WordNet Assignment

WordNet is a semantic lexicon for the English language that computational linguists and cognitive scientists use extensively. For example, WordNet was a key component in IBM’s Jeopardy-playing Watson computer system. WordNet groups words into sets of synonyms called synsets. For example, { AND circuit, AND gate } is a synset that represent a logical gate that fires only when all of its inputs fire. WordNet also describes semantic relationships between synsets. One such relationship is the is-a relationship, which connects a hyponym (more specific synset) to a hypernym (more general synset).
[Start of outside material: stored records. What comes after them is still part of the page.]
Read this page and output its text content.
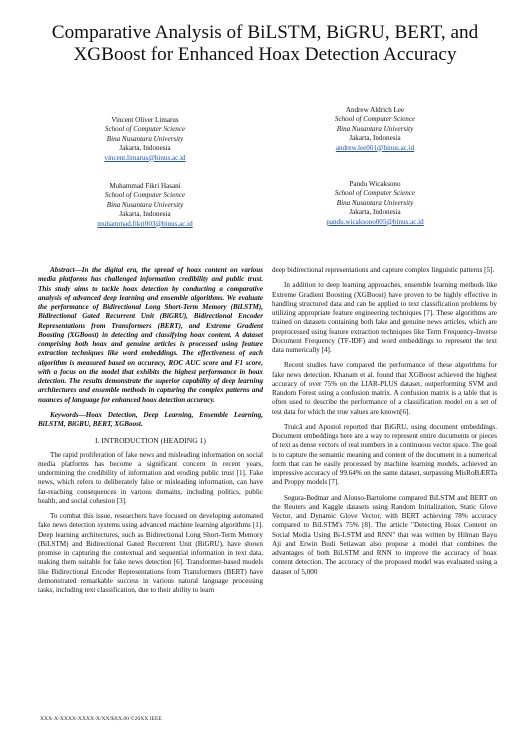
Comparative Analysis of BiLSTM, BiGRU, BERT, and XGBoost for Enhanced Hoax Detection Accuracy
Vincent Oliver Limarus
School of Computer Science
Bina Nusantara University
Jakarta, Indonesia
vincent.limarus@binus.ac.id
Andrew Aldrich Lee
School of Computer Science
Bina Nusantara University
Jakarta, Indonesia
andrew.lee001@binus.ac.id
Muhammad Fikri Hasani
School of Computer Science
Bina Nusantara University
Jakarta, Indonesia
muhammad.fikri003@binus.ac.id
Pandu Wicaksono
School of Computer Science
Bina Nusantara University
Jakarta, Indonesia
pandu.wicaksono005@binus.ac.id

Abstract—In the digital era, the spread of hoax content on various media platforms has challenged information credibility and public trust. This study aims to tackle hoax detection by conducting a comparative analysis of advanced deep learning and ensemble algorithms. We evaluate the performance of Bidirectional Long Short-Term Memory (BiLSTM), Bidirectional Gated Recurrent Unit (BiGRU), Bidirectional Encoder Representations from Transformers (BERT), and Extreme Gradient Boosting (XGBoost) in detecting and classifying hoax content. A dataset comprising both hoax and genuine articles is processed using feature extraction techniques like word embeddings. The effectiveness of each algorithm is measured based on accuracy, ROC AUC score and F1 score, with a focus on the model that exhibits the highest performance in hoax detection. The results demonstrate the superior capability of deep learning architectures and ensemble methods in capturing the complex patterns and nuances of language for enhanced hoax detection accuracy.

Keywords—Hoax Detection, Deep Learning, Ensemble Learning, BiLSTM, BiGRU, BERT, XGBoost.

I. INTRODUCTION (HEADING 1)

The rapid proliferation of fake news and misleading information on social media platforms has become a significant concern in recent years, undermining the credibility of information and eroding public trust [1]. Fake news, which refers to deliberately false or misleading information, can have far-reaching consequences in various domains, including politics, public health, and social cohesion [3].

To combat this issue, researchers have focused on developing automated fake news detection systems using advanced machine learning algorithms [1]. Deep learning architectures, such as Bidirectional Long Short-Term Memory (BiLSTM) and Bidirectional Gated Recurrent Unit (BiGRU), have shown promise in capturing the contextual and sequential information in text data, making them suitable for fake news detection [6]. Transformer-based models like Bidirectional Encoder Representations from Transformers (BERT) have demonstrated remarkable success in various natural language processing tasks, including text classification, due to their ability to learn

deep bidirectional representations and capture complex linguistic patterns [5].

In addition to deep learning approaches, ensemble learning methods like Extreme Gradient Boosting (XGBoost) have proven to be highly effective in handling structured data and can be applied to text classification problems by utilizing appropriate feature engineering techniques [7]. These algorithms are trained on datasets containing both fake and genuine news articles, which are preprocessed using feature extraction techniques like Term Frequency-Inverse Document Frequency (TF-IDF) and word embeddings to represent the text data numerically [4].

Recent studies have compared the performance of these algorithms for fake news detection. Khanam et al. found that XGBoost achieved the highest accuracy of over 75% on the LIAR-PLUS dataset, outperforming SVM and Random Forest using a confusion matrix. A confusion matrix is a table that is often used to describe the performance of a classification model on a set of test data for which the true values are known[6].

Truică and Apostol reported that BiGRU, using document embeddings. Document embeddings here are a way to represent entire documents or pieces of text as dense vectors of real numbers in a continuous vector space. The goal is to capture the semantic meaning and content of the document in a numerical form that can be easily processed by machine learning models, achieved an impressive accuracy of 99.64% on the same dataset, surpassing MisRoBÆRTa and Proppy models [7].

Segura-Bedmar and Alonso-Bartolome compared BiLSTM and BERT on the Reuters and Kaggle datasets using Random Initialization, Static Glove Vector, and Dynamic Glove Vector, with BERT achieving 78% accuracy compared to BiLSTM's 75% [8]. The article "Detecting Hoax Content on Social Media Using Bi-LSTM and RNN" that was written by Hilman Bayu Aji and Erwin Budi Setiawan also propose a model that combines the advantages of both BiLSTM and RNN to improve the accuracy of hoax content detection. The accuracy of the proposed model was evaluated using a dataset of 5,000

XXX-X-XXXX-XXXX-X/XX/$XX.00 ©20XX IEEE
For example, the synset { gate, logic gate } is a hypernym of { AND circuit, AND gate } because an AND gate is a kind of logic gate.

The WordNet digraph. Your first task is to build the WordNet digraph: each vertex v is an integer that represents a synset, and each directed edge v→w represents that w is a hypernym of v. The WordNet digraph is a rooted DAG: it is acyclic and has one vertex—the root—that is an ancestor of every other vertex. However, it is not necessarily a tree because a synset can have more than one hypernym. Here is a small subgraph of the WordNet digraph:

The WordNet input file formats. We now describe the two data files that you will use to create the WordNet digraph. The files are in comma-separated values (CSV) format: each line contains a sequence of fields, separated by commas.

List of synsets. The file synsets.txt contains all noun synsets in WordNet, one per line. Line i of the file (counting from 0) contains the information for synset i. The first field is the synset id, which is always the integer i; the second field is the synonym set (or synset); and the third field is its dictionary definition (or gloss), which is not relevant to this assignment (and so you can ignore it).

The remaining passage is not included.